When a vibrator makes you re-enact a scene from a musical, you know it’s a strange toy. Yet here I am, hemming and hawing and pondering a great many things as I turn this bizarre piece of silicone, plastic, and circuitry over in my hands.
The Jopen Intensity is a hideous beast, there’s no two ways about that. It’s strangely shaped. It’s a nausea-inducing shade of pinky-mauve. It’s large, but not in a “oh that looks delightfully filling” way but rather in a “what the fuck IS that?!?” way. It looks every bit like the (quack) medical device that it is purporting to have started out as. Or maybe some bizarre ray-gun. Paint it brass and take it to the next steampunk con?
The Intensity is trying to be an awful lot of things- clitoral vibrator, dildo, g-spotter, electro-stimulation, and kegel exerciser. It’s even trying to appeal to the wide range of preferences for insertable size. Unfortunately, I think they’re trying to ride all the horses with one butt.
I have so many thoughts and feelings on this, but they’re scattered and rant-y. So let’s just start with the base particulars, and then jump on into that list I just rattled off, shall we? Intensity is made of silicone, so that’s good. It has two metal electrodes on the insertion point. The silicone around those looks pretty well cast around it actually, so I don’t feel like cleaning is going to be a chore to ensure proper hygiene. So that’s good too. It uses four AAA batteries, which is not too bad, at least it’s not AAAA’s or somesuch impossible to find size.

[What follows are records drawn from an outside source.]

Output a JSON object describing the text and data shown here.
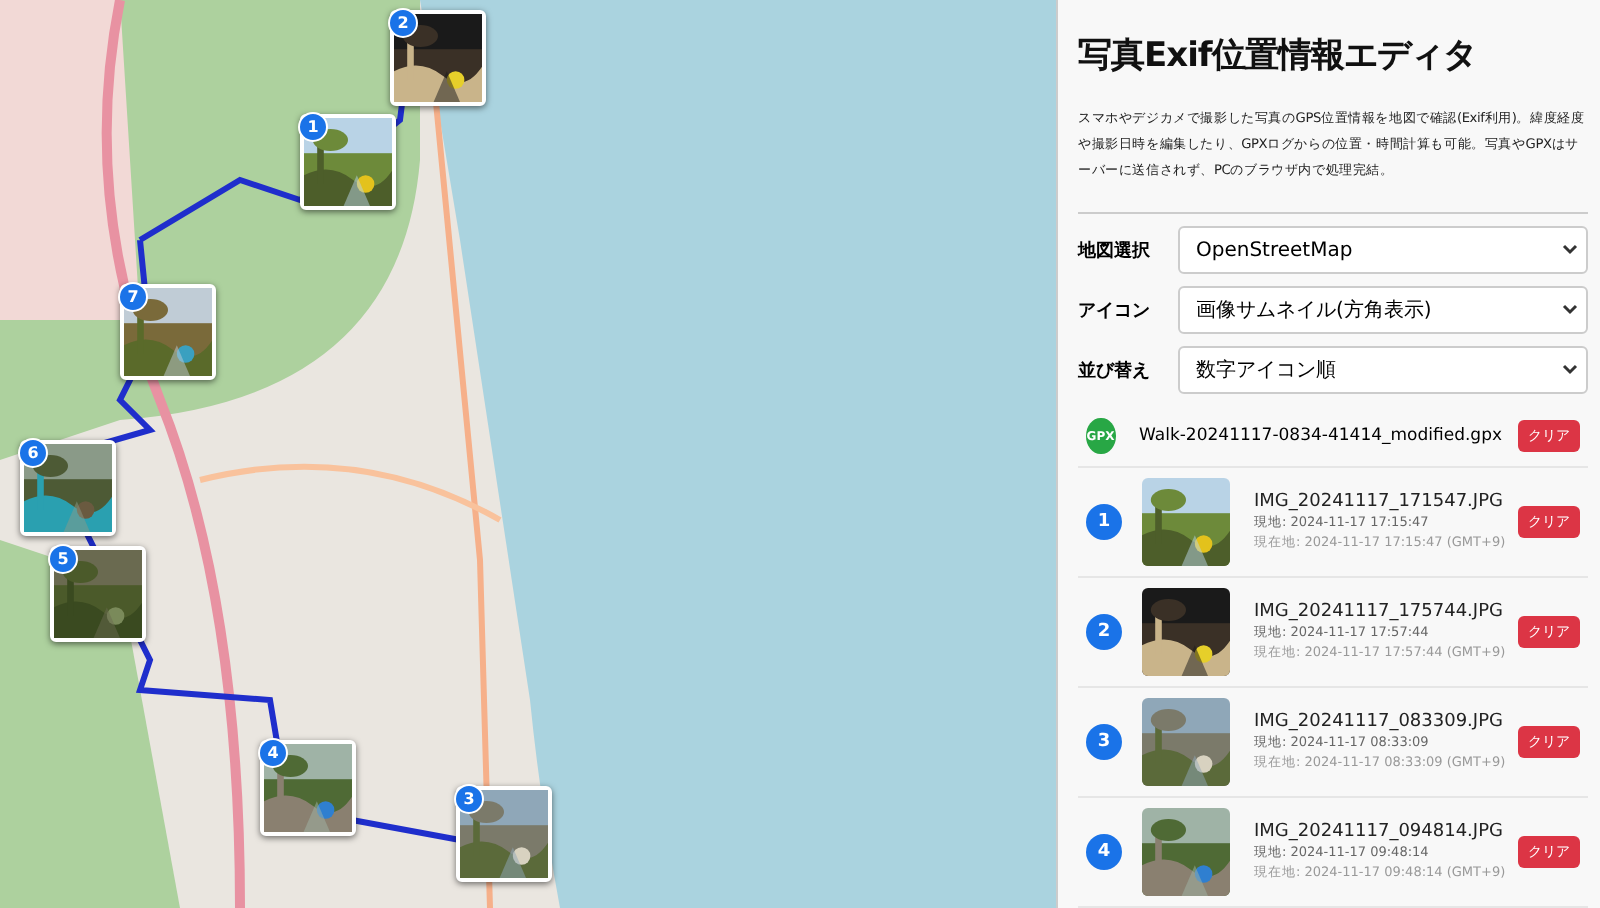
{
  "map": {
    "markers": [
      {
        "number": "1"
      },
      {
        "number": "2"
      },
      {
        "number": "3"
      },
      {
        "number": "4"
      },
      {
        "number": "5"
      },
      {
        "number": "6"
      },
      {
        "number": "7"
      }
    ]
  },
  "panel": {
    "title": "写真Exif位置情報エディタ",
    "description": "スマホやデジカメで撮影した写真のGPS位置情報を地図で確認(Exif利用)。緯度経度や撮影日時を編集したり、GPXログからの位置・時間計算も可能。写真やGPXはサーバーに送信されず、PCのブラウザ内で処理完結。",
    "settings": [
      {
        "label": "地図選択",
        "value": "OpenStreetMap"
      },
      {
        "label": "アイコン",
        "value": "画像サムネイル(方角表示)"
      },
      {
        "label": "並び替え",
        "value": "数字アイコン順"
      }
    ],
    "gpx": {
      "badge": "GPX",
      "file": "Walk-20241117-0834-41414_modified.gpx",
      "button": "クリア"
    },
    "photos": [
      {
        "number": "1",
        "file": "IMG_20241117_171547.JPG",
        "taken": "現地: 2024-11-17 17:15:47",
        "local": "現在地: 2024-11-17 17:15:47 (GMT+9)",
        "button": "クリア"
      },
      {
        "number": "2",
        "file": "IMG_20241117_175744.JPG",
        "taken": "現地: 2024-11-17 17:57:44",
        "local": "現在地: 2024-11-17 17:57:44 (GMT+9)",
        "button": "クリア"
      },
      {
        "number": "3",
        "file": "IMG_20241117_083309.JPG",
        "taken": "現地: 2024-11-17 08:33:09",
        "local": "現在地: 2024-11-17 08:33:09 (GMT+9)",
        "button": "クリア"
      },
      {
        "number": "4",
        "file": "IMG_20241117_094814.JPG",
        "taken": "現地: 2024-11-17 09:48:14",
        "local": "現在地: 2024-11-17 09:48:14 (GMT+9)",
        "button": "クリア"
      }
    ]
  }
}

It… uhm… yeah, I think I’m out of what passes as nice things to say…
Before I jump into my list of Things That Are Wrong With This Toy, I need to say a few words about the battery compartment. I’d normally not mention the battery compartment but in this case I feel I have to. This is a device designed for women, and I’d hazard to say that most women I encounter on my day-to-day activity tend more towards the femme side of things. This battery compartment is most decidedly NOT femme-friendly. My nails aren’t particularly long, just a smidge past the tips of my fingers, but I couldn’t grasp the little twisty bit because my nails are too long. I dunno about you, but I don’t feel like I should have to change my manicure habits on account of a sextoy.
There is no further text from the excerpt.